Now, where did I put my keys?
References
[i] Brewin, C. R., & Andrews, B. (2017). Creating memories for false autobiographical events in childhood: A systematic review. Applied Cognitive Psychology, 31(1), 2-23.
[ii] Zaragoza, M. S., Payment, K. E., Ackil, J. K., Drivdahl, S. B., & Beck, M. (2001). Interviewing witnesses: Forced confabulation and confirmatory feedback increase false memories. Psychological Science, 12(6), 473-477.
[iii] Loftus, E. F., & Pickrell, J. E. (1995). The formation of false memories. Psychiatric annals, 25(12), 720-725.
[iv] Clark, A., Nash, R. A., Fincham, G., & Mazzoni, G. (2012). Creating non-believed memories for recent autobiographical events. PLoS One, 7(3), e32998.
[v] Heaps, C., & Nash, M. (1999). Individual differences in imagination inflation. Psychonomic Bulletin & Review, 6(2), 313-318.
[vi] Smeets, T., Telgen, S., Ost, J., Jelicic, M., & Merckelbach, H. (2009). What's behind crashing memories? Plausibility, belief and memory in reports of having seen non‐existent images. Applied Cognitive Psychology, 23(9), 1333-1341.
[vii] Otani, H., Kusumi, T., Kato, K., Matsuda, K., Kern, R., Widner Jr, R., & Ohta, N. (2005). Remembering a nuclear accident in Japan: Did it trigger flashbulb memories? Memory, 13(1), 6-20.
[viii] Talarico, J. M., & Rubin, D. C. (2007). Flashbulb memories are special after all; in phenomenology, not accuracy. Applied Cognitive Psychology, 21(5), 557-578.

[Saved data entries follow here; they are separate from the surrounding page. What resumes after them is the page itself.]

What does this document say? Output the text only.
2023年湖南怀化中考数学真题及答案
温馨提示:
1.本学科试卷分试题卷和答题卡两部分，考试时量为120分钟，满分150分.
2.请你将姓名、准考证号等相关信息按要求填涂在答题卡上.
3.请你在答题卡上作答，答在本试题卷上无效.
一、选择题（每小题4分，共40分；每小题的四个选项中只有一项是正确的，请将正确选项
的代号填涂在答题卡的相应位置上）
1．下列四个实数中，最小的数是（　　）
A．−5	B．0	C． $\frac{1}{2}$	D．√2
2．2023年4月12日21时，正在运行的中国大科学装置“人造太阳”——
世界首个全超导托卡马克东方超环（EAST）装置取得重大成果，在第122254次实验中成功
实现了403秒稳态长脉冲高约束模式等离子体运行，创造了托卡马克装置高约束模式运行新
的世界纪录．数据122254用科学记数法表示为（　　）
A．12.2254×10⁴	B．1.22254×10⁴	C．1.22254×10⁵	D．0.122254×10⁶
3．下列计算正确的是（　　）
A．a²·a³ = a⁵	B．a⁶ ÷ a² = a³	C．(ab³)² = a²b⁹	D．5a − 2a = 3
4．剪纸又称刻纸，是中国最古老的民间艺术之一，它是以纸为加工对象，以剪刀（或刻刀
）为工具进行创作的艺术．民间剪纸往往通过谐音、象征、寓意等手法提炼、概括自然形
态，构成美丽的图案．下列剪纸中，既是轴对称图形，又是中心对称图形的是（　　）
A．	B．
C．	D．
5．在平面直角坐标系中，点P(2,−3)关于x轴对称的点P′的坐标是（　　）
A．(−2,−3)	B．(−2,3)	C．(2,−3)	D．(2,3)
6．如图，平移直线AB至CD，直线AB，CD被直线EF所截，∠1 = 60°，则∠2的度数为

[ix] Wilson, K., & French, C. C. (2006). The relationship between susceptibility to false memories, dissociativity, and paranormal belief and experience. Personality and Individual Differences, 41(8), 1493-1502.
[x] Sharman, S. J., & Calacouris, S. (2010). Do people’s motives influence their susceptibility to imagination inflation? Experimental Psychology, 57, 77-82.
[xi] Wilson, A., & Ross, M. (2003). The identity function of autobiographical memory: Time is on our side. Memory, 11(2), 137-149.
[xii] Newman, E. J., & Lindsay, D. S. (2009). False memories: What the hell are they for? Applied Cognitive Psychology, 23(8), 1105-1121.